Typically, there is no measuring data available
for steering knuckles or struts. Therefore measuring quick checks used to
identify damage to these parts must be done comparatively to a known good part,
such as the opposite side of the vehicle.
To test the strut cartridge for damage, a
straightedge may be placed along the side of the strut cartridge to look for
areas where there are gaps between the straightedge and the strut.
Another, and more positive, test that can be done
to test for a bent strut cartridge is to measure from a straightedge placed on
the hub face to symmetrical locations on the strut. When measuring the strut in
this manner, make sure that struts that have camber adjustments, where the strut
and steering knuckle are connected, are adjusted to the same position on the
left and right side of the vehicle.
The strut can also be tested by doing a
strut-rotation quick-check. To do this, loosen the lock nut at the upper strut
bearing one-half to one full turn. Do not completely remove the lock nut. Then
using a wrench or locking pliers, rotate the strut rod shaft a minimum of 360º
while observing the top of the tyre for in-and-out movement or camber change.

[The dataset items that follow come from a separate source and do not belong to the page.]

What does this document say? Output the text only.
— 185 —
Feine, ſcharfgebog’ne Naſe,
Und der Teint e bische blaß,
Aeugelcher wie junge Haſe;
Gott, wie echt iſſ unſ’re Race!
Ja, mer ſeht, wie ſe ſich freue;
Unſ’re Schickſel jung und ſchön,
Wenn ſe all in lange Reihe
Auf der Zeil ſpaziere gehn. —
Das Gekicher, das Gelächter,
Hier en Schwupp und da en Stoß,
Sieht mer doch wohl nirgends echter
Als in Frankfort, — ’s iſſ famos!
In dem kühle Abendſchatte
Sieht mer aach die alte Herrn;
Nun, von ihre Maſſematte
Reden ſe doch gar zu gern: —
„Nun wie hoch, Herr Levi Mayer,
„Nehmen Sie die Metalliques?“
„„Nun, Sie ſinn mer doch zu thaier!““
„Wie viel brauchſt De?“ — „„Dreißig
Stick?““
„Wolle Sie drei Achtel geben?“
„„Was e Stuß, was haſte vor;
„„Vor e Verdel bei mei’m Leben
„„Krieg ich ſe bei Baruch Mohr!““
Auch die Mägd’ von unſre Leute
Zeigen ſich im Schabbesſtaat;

Changes in camber as the strut rod is rotated indicate a bent strut rod
Steering knuckle measuring quick-checks are done
very similar to those for a strut cartridge. A
straightedge is placed against the hub or brake
rotor and measurements are made from the straightedge to points on the steering
knuckle. If the brake rotor is used, ensure that it is held tightly to the hub
with lug nuts. Measure to at least two different points, one where the steering
knuckle and strut are connected. Differences in the measurements between the
part being tested to a known good part indicate a bent steering knuckle.
Though not identified by SAI, included angle, or
camber, the steering arm on the knuckle should also be measured to ensure it is
not bent. To do this, the steering arm distance can be measured between the end
of the steering arm, where the tie rod connects, and a symmetrical part attached
to the knuckle, like the axle joint or bearing assembly. The steering arm
position can also be measured to a straightedge placed against the hub or rotor.
This measurement helps determine if the steering arm is moved in or out in
relationship to its intended location. Also, the steering arm should be measured
to a symmetrical location on the upper or lower control arm. This measurement
checks for vertical movement in the steering arm.
When measuring a steering knuckle or a steering
arm for movement towards or away from the vehicle centreline, where the
straightedge is placed is critical. Placing the straightedge on the face of the
hub, or against the rotor may not provide a true measurement if the rotor or hub
assembly is damaged. Ensure that parts being used as a measuring reference are
not damaged. In some situations, the diameter of the rotor or the dust shield
may impede access to the steering arm. A small tram bar can be used to measure
around obstacles or the steering arm can be measured with the straightedge being
placed on the front of the knuckle if the rotor and hub and bearing assembly are
When trying to determine if a steering knuckle is
bent, multiple steps may be needed to either rule out or confirm whether the
part needs replacement. Keep in mind that replacement is key. Steering knuckles
are made of cast steel or cast aluminium, neither which are repairable or should
be heated. If the part is damaged, replacement is the only option.